現状診断でお渡しするもの

レガシー業務アプリの現状診断では、対象アプリや業務内容を確認したうえで、問題点、リスク、今後の対応方針を整理します。

診断結果は、社内での判断材料や、ベンダーへ相談する前の整理資料として活用できるよう、分かりやすい形でまとめます。

主な成果物

診断内容や対象範囲に応じて、以下のような資料や整理結果をお渡しします。

現状整理メモ

対象となる業務アプリの概要、利用目的、利用者、利用頻度、現在困っている点を整理します。

問題点一覧

エラー、処理遅延、属人化、仕様不明、バックアップ不足、操作ミスのリスクなど、現状で確認できる問題点を一覧化します。

リスク整理

業務停止リスク、保守不能リスク、データ破損リスク、WindowsやOffice更新による影響などを整理します。

延命・小改修・再構築の判断材料

現在のアプリを継続利用できるのか、小改修で済むのか、段階的な再構築が必要なのかを判断するための材料を整理します。

ベンダー相談前の確認事項

外部ベンダーへ相談する前に整理しておくべき業務内容、必要機能、帳票、データ移行、確認すべき質問事項をまとめます。

成果物の具体例

※成果物についてのご注意

以下に記載している成果物は、現状診断で作成する可能性がある資料・整理結果の例です。

すべてのご相談で、すべての資料や帳票を作成するものではありません。実際の成果物は、対象となる業務アプリの種類、確認範囲、資料の有無、ご相談内容、作業期間により変動します。

また、成果物の形式は、正式な帳票、一覧表、簡易レポート、メモ形式、確認事項リストなど、目的に応じて変わります。
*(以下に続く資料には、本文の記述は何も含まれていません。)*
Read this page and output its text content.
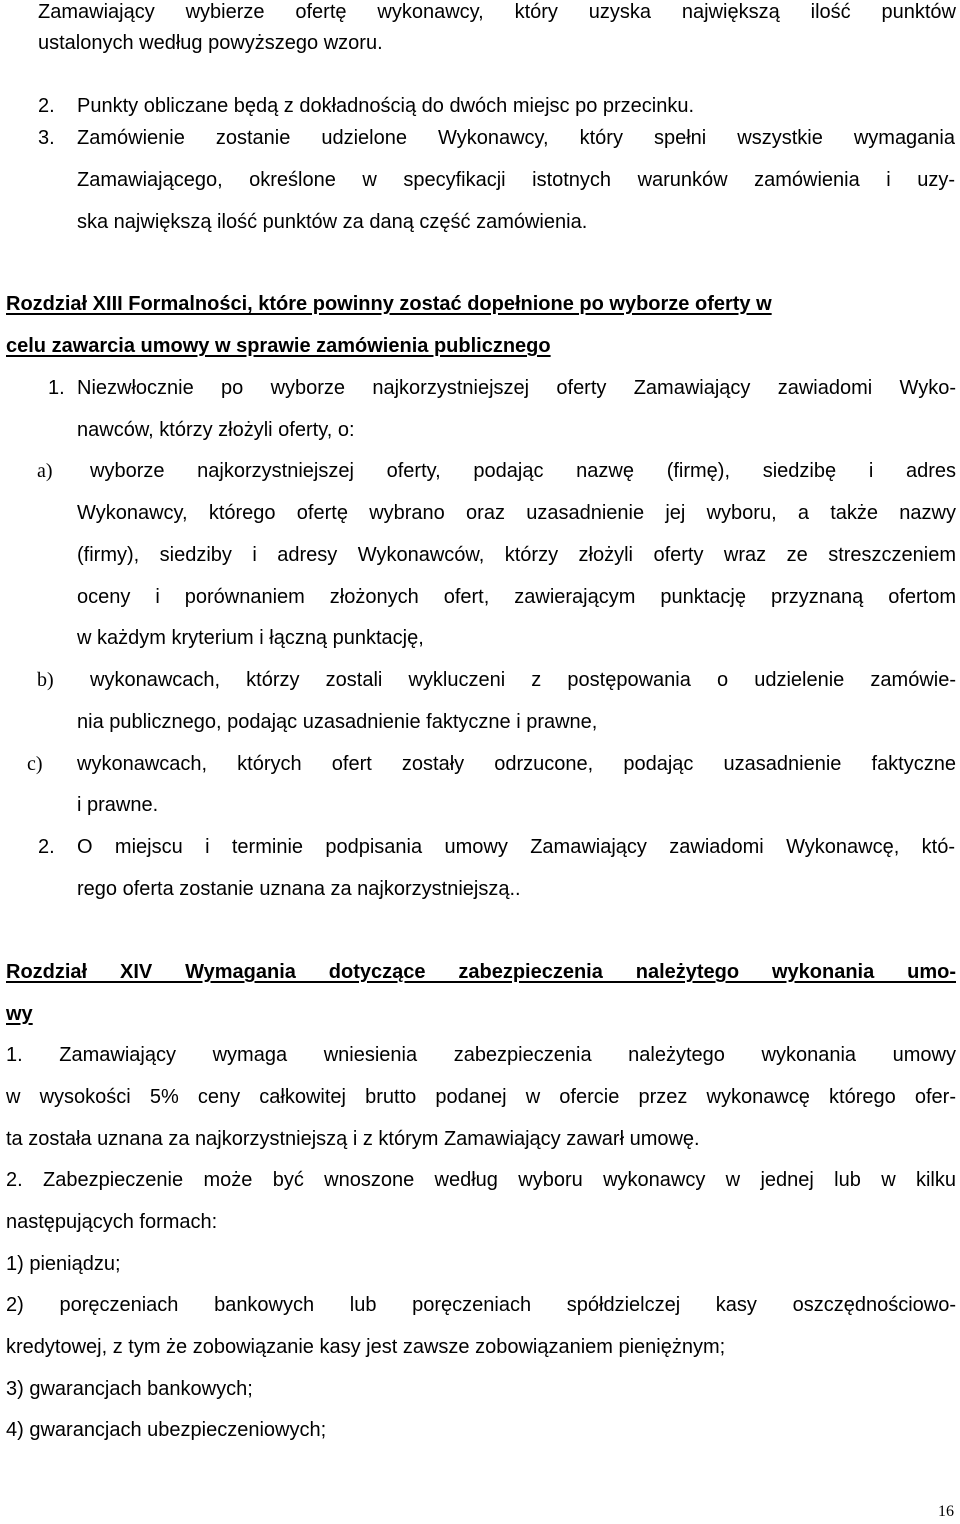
Zamawiający wybierze ofertę wykonawcy, który uzyska największą ilość punktów
ustalonych według powyższego wzoru.
2. Punkty obliczane będą z dokładnością do dwóch miejsc po przecinku.
3. Zamówienie zostanie udzielone Wykonawcy, który spełni wszystkie wymagania
Zamawiającego, określone w specyfikacji istotnych warunków zamówienia i uzy-
ska największą ilość punktów za daną część zamówienia.
Rozdział XIII Formalności, które powinny zostać dopełnione po wyborze oferty w
celu zawarcia umowy w sprawie zamówienia publicznego
1. Niezwłocznie po wyborze najkorzystniejszej oferty Zamawiający zawiadomi Wyko-
nawców, którzy złożyli oferty, o:
a) wyborze najkorzystniejszej oferty, podając nazwę (firmę), siedzibę i adres
Wykonawcy, którego ofertę wybrano oraz uzasadnienie jej wyboru, a także nazwy
(firmy), siedziby i adresy Wykonawców, którzy złożyli oferty wraz ze streszczeniem
oceny i porównaniem złożonych ofert, zawierającym punktację przyznaną ofertom
w każdym kryterium i łączną punktację,
b) wykonawcach, którzy zostali wykluczeni z postępowania o udzielenie zamówie-
nia publicznego, podając uzasadnienie faktyczne i prawne,
c) wykonawcach, których ofert zostały odrzucone, podając uzasadnienie faktyczne
i prawne.
2. O miejscu i terminie podpisania umowy Zamawiający zawiadomi Wykonawcę, któ-
rego oferta zostanie uznana za najkorzystniejszą..
Rozdział XIV Wymagania dotyczące zabezpieczenia należytego wykonania umo-
wy
1. Zamawiający wymaga wniesienia zabezpieczenia należytego wykonania umowy
w wysokości 5% ceny całkowitej brutto podanej w ofercie przez wykonawcę którego ofer-
ta została uznana za najkorzystniejszą i z którym Zamawiający zawarł umowę.
2. Zabezpieczenie może być wnoszone według wyboru wykonawcy w jednej lub w kilku
następujących formach:
1) pieniądzu;
2) poręczeniach bankowych lub poręczeniach spółdzielczej kasy oszczędnościowo-
kredytowej, z tym że zobowiązanie kasy jest zawsze zobowiązaniem pieniężnym;
3) gwarancjach bankowych;
4) gwarancjach ubezpieczeniowych;
16
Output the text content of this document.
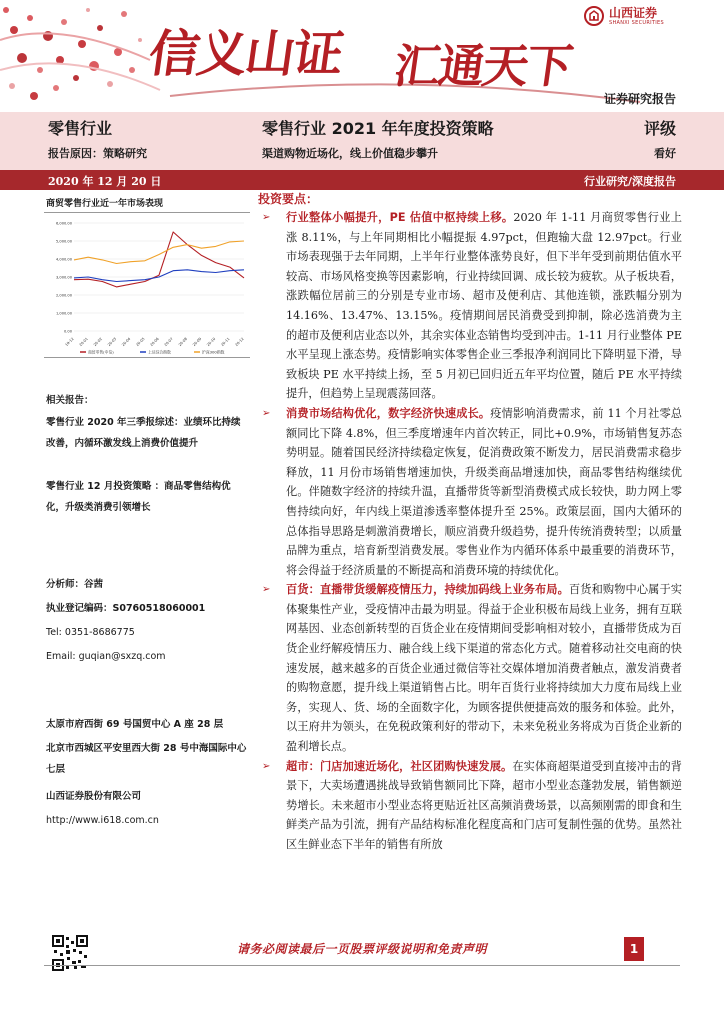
信义山证 汇通天下
山西证券
SHANXI SECURITIES
证券研究报告
零售行业
报告原因：策略研究
零售行业 2021 年年度投资策略
渠道购物近场化，线上价值稳步攀升
评级
看好
2020 年 12 月 20 日	行业研究/深度报告
商贸零售行业近一年市场表现
6,000.00
5,000.00
4,000.00
3,000.00
2,000.00
1,000.00
0.00
19-12 20-01 20-02 20-03 20-04 20-05 20-06 20-07 20-08 20-09 20-10 20-11 20-12
商贸零售(中信)	上证综合指数	沪深300指数
相关报告：
零售行业 2020 年三季报综述：业绩环比持续改善，内循环激发线上消费价值提升
零售行业 12 月投资策略 ：商品零售结构优化，升级类消费引领增长
分析师：谷茜
执业登记编码：S0760518060001
Tel: 0351-8686775
Email: guqian@sxzq.com
太原市府西街 69 号国贸中心 A 座 28 层
北京市西城区平安里西大街 28 号中海国际中心七层
山西证券股份有限公司
http://www.i618.com.cn
投资要点：
➢ 行业整体小幅提升，PE 估值中枢持续上移。2020 年 1-11 月商贸零售行业上涨 8.11%，与上年同期相比小幅提振 4.97pct，但跑输大盘 12.97pct。行业市场表现强于去年同期，上半年行业整体涨势良好，但下半年受到前期估值水平较高、市场风格变换等因素影响，行业持续回调、成长较为疲软。从子板块看，涨跌幅位居前三的分别是专业市场、超市及便利店、其他连锁，涨跌幅分别为 14.16%、13.47%、13.15%。疫情期间居民消费受到抑制，除必选消费为主的超市及便利店业态以外，其余实体业态销售均受到冲击。1-11 月行业整体 PE 水平呈现上涨态势。疫情影响实体零售企业三季报净利润同比下降明显下滑，导致板块 PE 水平持续上扬，至 5 月初已回归近五年平均位置，随后 PE 水平持续提升，但趋势上呈现震荡回落。
➢ 消费市场结构优化，数字经济快速成长。疫情影响消费需求，前 11 个月社零总额同比下降 4.8%，但三季度增速年内首次转正，同比+0.9%，市场销售复苏态势明显。随着国民经济持续稳定恢复，促消费政策不断发力，居民消费需求稳步释放，11 月份市场销售增速加快，升级类商品增速加快，商品零售结构继续优化。伴随数字经济的持续升温，直播带货等新型消费模式成长较快，助力网上零售持续向好，年内线上渠道渗透率整体提升至 25%。政策层面，国内大循环的总体指导思路是刺激消费增长，顺应消费升级趋势，提升传统消费转型；以质量品牌为重点，培育新型消费发展。零售业作为内循环体系中最重要的消费环节，将会得益于经济质量的不断提高和消费环境的持续优化。
➢ 百货：直播带货缓解疫情压力，持续加码线上业务布局。百货和购物中心属于实体聚集性产业，受疫情冲击最为明显。得益于企业积极布局线上业务，拥有互联网基因、业态创新转型的百货企业在疫情期间受影响相对较小，直播带货成为百货企业纾解疫情压力、融合线上线下渠道的常态化方式。随着移动社交电商的快速发展，越来越多的百货企业通过微信等社交媒体增加消费者触点，激发消费者的购物意愿，提升线上渠道销售占比。明年百货行业将持续加大力度布局线上业务，实现人、货、场的全面数字化，为顾客提供便捷高效的服务和体验。此外，以王府井为领头，在免税政策利好的带动下，未来免税业务将成为百货企业新的盈利增长点。
➢ 超市：门店加速近场化，社区团购快速发展。在实体商超渠道受到直接冲击的背景下，大卖场遭遇挑战导致销售额同比下降，超市小型业态蓬勃发展，销售额逆势增长。未来超市小型业态将更贴近社区高频消费场景，以高频刚需的即食和生鲜类产品为引流，拥有产品结构标准化程度高和门店可复制性强的优势。虽然社区生鲜业态下半年的销售有所放
请务必阅读最后一页股票评级说明和免责声明	1
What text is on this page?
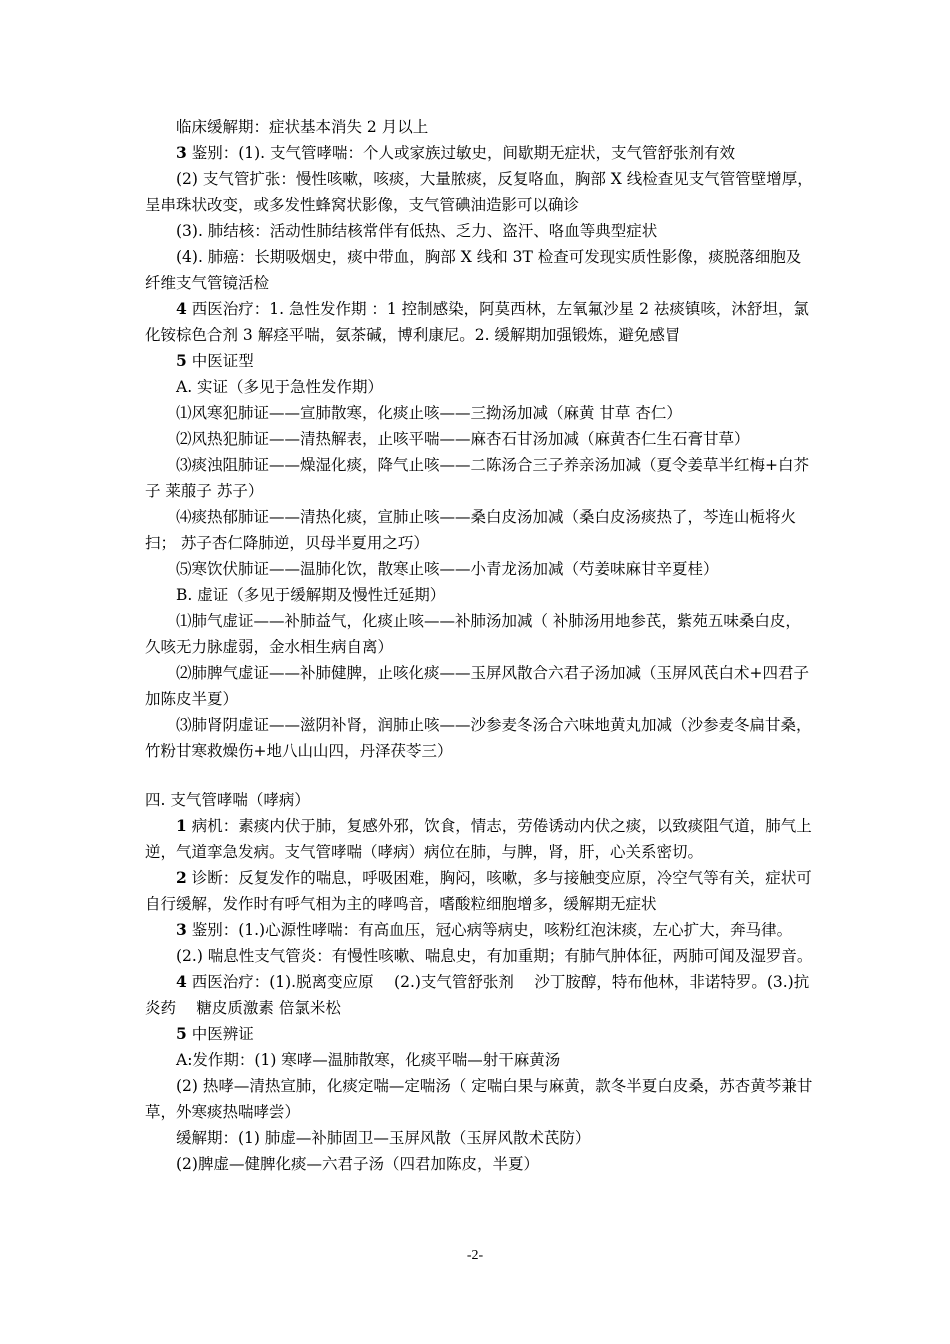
临床缓解期：症状基本消失 2 月以上

3 鉴别：(1). 支气管哮喘：个人或家族过敏史，间歇期无症状，支气管舒张剂有效

(2) 支气管扩张：慢性咳嗽，咳痰，大量脓痰，反复咯血，胸部 X 线检查见支气管管壁增厚，呈串珠状改变，或多发性蜂窝状影像，支气管碘油造影可以确诊

(3). 肺结核：活动性肺结核常伴有低热、乏力、盗汗、咯血等典型症状

(4). 肺癌：长期吸烟史，痰中带血，胸部 X 线和 3T 检查可发现实质性影像，痰脱落细胞及纤维支气管镜活检

4 西医治疗：1. 急性发作期 ：1 控制感染，阿莫西林，左氧氟沙星 2 祛痰镇咳，沐舒坦，氯化铵棕色合剂 3 解痉平喘，氨茶碱，博利康尼。2. 缓解期加强锻炼，避免感冒

5 中医证型

A. 实证（多见于急性发作期）

⑴风寒犯肺证——宣肺散寒，化痰止咳——三拗汤加减（麻黄 甘草 杏仁）

⑵风热犯肺证——清热解表，止咳平喘——麻杏石甘汤加减（麻黄杏仁生石膏甘草）

⑶痰浊阻肺证——燥湿化痰，降气止咳——二陈汤合三子养亲汤加减（夏令姜草半红梅+白芥子 莱菔子 苏子）

⑷痰热郁肺证——清热化痰，宣肺止咳——桑白皮汤加减（桑白皮汤痰热了，芩连山栀将火扫； 苏子杏仁降肺逆，贝母半夏用之巧）

⑸寒饮伏肺证——温肺化饮，散寒止咳——小青龙汤加减（芍姜味麻甘辛夏桂）

B. 虚证（多见于缓解期及慢性迁延期）

⑴肺气虚证——补肺益气，化痰止咳——补肺汤加减（ 补肺汤用地参芪，紫苑五味桑白皮，久咳无力脉虚弱，金水相生病自离）

⑵肺脾气虚证——补肺健脾，止咳化痰——玉屏风散合六君子汤加减（玉屏风芪白术+四君子加陈皮半夏）

⑶肺肾阴虚证——滋阴补肾，润肺止咳——沙参麦冬汤合六味地黄丸加减（沙参麦冬扁甘桑，竹粉甘寒救燥伤+地八山山四，丹泽茯苓三）

四. 支气管哮喘（哮病）

1 病机：素痰内伏于肺，复感外邪，饮食，情志，劳倦诱动内伏之痰，以致痰阻气道，肺气上逆，气道挛急发病。支气管哮喘（哮病）病位在肺，与脾，肾，肝，心关系密切。

2 诊断：反复发作的喘息，呼吸困难，胸闷，咳嗽，多与接触变应原，冷空气等有关，症状可自行缓解，发作时有呼气相为主的哮鸣音，嗜酸粒细胞增多，缓解期无症状

3 鉴别：(1.)心源性哮喘：有高血压，冠心病等病史，咳粉红泡沫痰，左心扩大，奔马律。

(2.) 喘息性支气管炎：有慢性咳嗽、喘息史，有加重期；有肺气肿体征，两肺可闻及湿罗音。

4 西医治疗：(1).脱离变应原 　(2.)支气管舒张剂 　沙丁胺醇，特布他林，非诺特罗。(3.)抗炎药 　糖皮质激素 倍氯米松

5 中医辨证

A:发作期：(1) 寒哮—温肺散寒，化痰平喘—射干麻黄汤

(2) 热哮—清热宣肺，化痰定喘—定喘汤（ 定喘白果与麻黄，款冬半夏白皮桑，苏杏黄芩兼甘草，外寒痰热喘哮尝）

缓解期：(1) 肺虚—补肺固卫—玉屏风散（玉屏风散术芪防）

(2)脾虚—健脾化痰—六君子汤（四君加陈皮，半夏）

-2-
必要以上に大きな資料を作るのではなく、社内判断やベンダー相談に使いやすい形で整理することを重視します。

現状整理メモ

対象アプリがどの業務で使われているか、誰が利用しているか、どのような入力・出力があるかを整理します。

  • 対象業務
  • 利用者・利用部署
  • 利用頻度
  • 入力データ
  • 出力帳票・出力ファイル
  • 現在困っている点

問題点一覧

現状確認で見つかった問題点を、業務面・技術面・運用面に分けて整理します。

  • エラーが発生している箇所
  • 動作が重い処理
  • 仕様が不明な処理
  • 担当者しか分からない運用
  • バックアップや保守上の不安
  • 将来の改修が難しい箇所

リスク整理表

業務停止、データ破損、担当者不在、WindowsやOffice更新などによる影響を整理します。

  • 業務停止リスク
  • 保守不能リスク
  • データ破損リスク
  • 属人化リスク
  • 環境更新リスク
  • 外部連携停止リスク

改修・延命・再構築の判断表

現行アプリをそのまま使い続けるべきか、小改修で延命するべきか、段階的に再構築するべきかを整理します。

  • 継続利用できる部分
  • 小改修で対応できる部分
  • 再構築を検討すべき部分
  • 優先順位の高い対応
  • すぐに対応しなくてもよい項目

ベンダー相談前の確認事項

外部ベンダーへ相談する前に、発注者側で整理しておくべき内容をまとめます。

  • 現行業務の概要
  • 必要な機能
  • 不要な機能
  • 移行すべきデータ
  • 残すべき帳票
  • 確認すべき質問事項
  • 見積り前に明確にすべき前提条件

診断結果の活用方法

現状診断の結果は、単に問題点を把握するだけでなく、今後の改修・延命・再構築の判断材料として活用できます。

社内での判断材料として

現在の業務アプリを使い続けるべきか、小改修で延命するべきか、段階的に再構築するべきかを社内で検討するための材料として活用できます。

ベンダー相談前の整理資料として

外部ベンダーへ相談する前に、現行業務、必要機能、課題、確認事項を整理しておくことで、見積りや提案内容の前提を明確にしやすくなります。

担当者間の引き継ぎ資料として

属人化しているExcelマクロ、Accessアプリ、古い業務アプリについて、処理内容や注意点を整理しておくことで、担当者変更時の引き継ぎにも役立ちます。

改修・再構築の優先順位整理として

すぐに対応すべき問題、当面は様子を見てもよい問題、将来的に再構築を検討すべき問題を分けることで、無理のない改善計画を立てやすくなります。

まずは現状を整理するところから始めましょう

古い業務アプリや社内ツールは、いきなり作り直す前に、現在の状態を確認することが重要です。

延命できるものは延命し、小改修で済むものは小改修に留め、本当に必要な場合だけ段階的な再構築を検討します。